07/04/2013

"sans" de beckett


Lu un court texte de Beckett que je ne connaissais pas : Sans. Inventaire de tout ce sans quoi l’être humain existe en tant qu’être. Non pas ce qui lui manque : car c’est seulement après être entré dans le temps et l’espace, que l’homme acquiert une sensation du manque ; d’où peut-être la tâche de l’écriture à travailler à l’infini les formes indéfiniment variées, polymorphes du manque.

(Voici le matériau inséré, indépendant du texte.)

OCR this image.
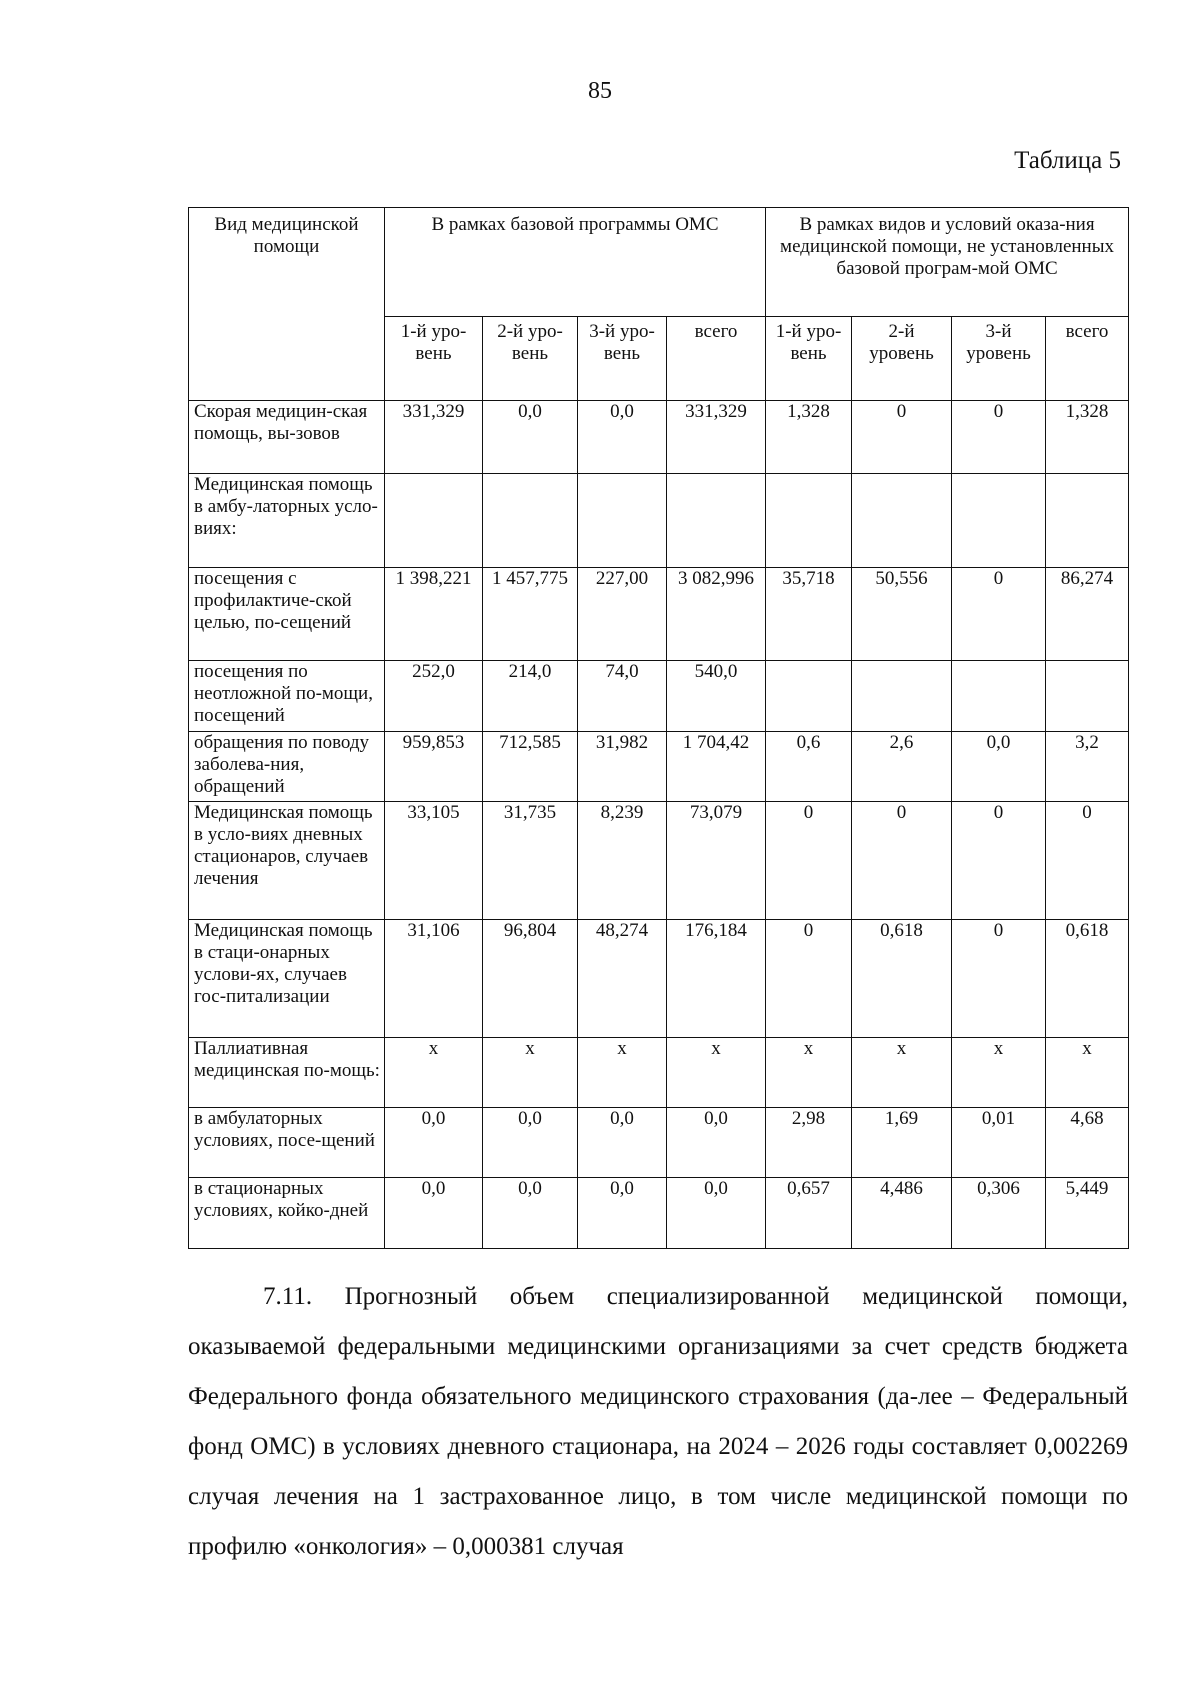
85
Таблица 5
Вид медицинской помощи	В рамках базовой программы ОМС				В рамках видов и условий оказа-ния медицинской помощи, не установленных базовой програм-мой ОМС			
	1-й уро-вень	2-й уро-вень	3-й уро-вень	всего	1-й уро-вень	2-й уровень	3-й уровень	всего
Скорая медицин-ская помощь, вы-зовов	331,329	0,0	0,0	331,329	1,328	0	0	1,328
Медицинская помощь в амбу-латорных усло-виях:								
посещения с профилактиче-ской целью, по-сещений	1 398,221	1 457,775	227,00	3 082,996	35,718	50,556	0	86,274
посещения по неотложной по-мощи, посещений	252,0	214,0	74,0	540,0				
обращения по поводу заболева-ния, обращений	959,853	712,585	31,982	1 704,42	0,6	2,6	0,0	3,2
Медицинская помощь в усло-виях дневных стационаров, случаев лечения	33,105	31,735	8,239	73,079	0	0	0	0
Медицинская помощь в стаци-онарных услови-ях, случаев гос-питализации	31,106	96,804	48,274	176,184	0	0,618	0	0,618
Паллиативная медицинская по-мощь:	x	x	x	x	x	x	x	x
в амбулаторных условиях, посе-щений	0,0	0,0	0,0	0,0	2,98	1,69	0,01	4,68
в стационарных условиях, койко-дней	0,0	0,0	0,0	0,0	0,657	4,486	0,306	5,449

7.11. Прогнозный объем специализированной медицинской помощи, оказываемой федеральными медицинскими организациями за счет средств бюджета Федерального фонда обязательного медицинского страхования (да-лее – Федеральный фонд ОМС) в условиях дневного стационара, на 2024 – 2026 годы составляет 0,002269 случая лечения на 1 застрахованное лицо, в том числе медицинской помощи по профилю «онкология» – 0,000381 случая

« Lointains sans fin terre ciel confondus pas un bruit rien qui bouge ». L’être existe dans les lointains, c’est-à-dire qu’il réside au plus intime de nous-mêmes. Il est sans fin dans l’espace et sans commencement dans le temps. Il n’a ni bouche, ni oreille : « il est sans un bruit, sans le souffle d’un son ». Il est l’innommable, l’immémorial : « sans temps », « sans issue », « sans traces », « sans souvenir ». Sa texture est air et lumière ; sa couleur est grise, le gris d’avant les couleurs, d’avant la différence du noir et du blanc, teinte becketienne par excellence : « Ne fut jamais qu’air gris dans temps chimère lumière qui passe ».

Sans écrit en français en 1969, ajouté en 1972 à la réédition du recueil Têtes mortes. Textes évoquant la mort, la perte, la misère humaine, des lendemains de catastrophe. Souvent l’impression qu’on a fait plus que frôler la catastrophe, elle s’est produite. Comme le psychanalyste anglais Winnicot l’élabore vers la même époque, la crainte d’un désastre à venir est la remémoration en acte, inconsciente, d’un désastre précoce et dévastateur que la mémoire d’alors n’a pu accueillir. Beckett ouvre ce chemin pénible, à rebours : c'est par le travail du négatif qu'il accède à l'être et non en reconnaissant son inaccessibilité. 

Sans est homonyme de « sens ». Le texte de Beckett pointe tout ce sans quoi le sens n’advient pas.
Allusion à l’autre homonyme de « sans » : « sang ». Terme absent dans le texte.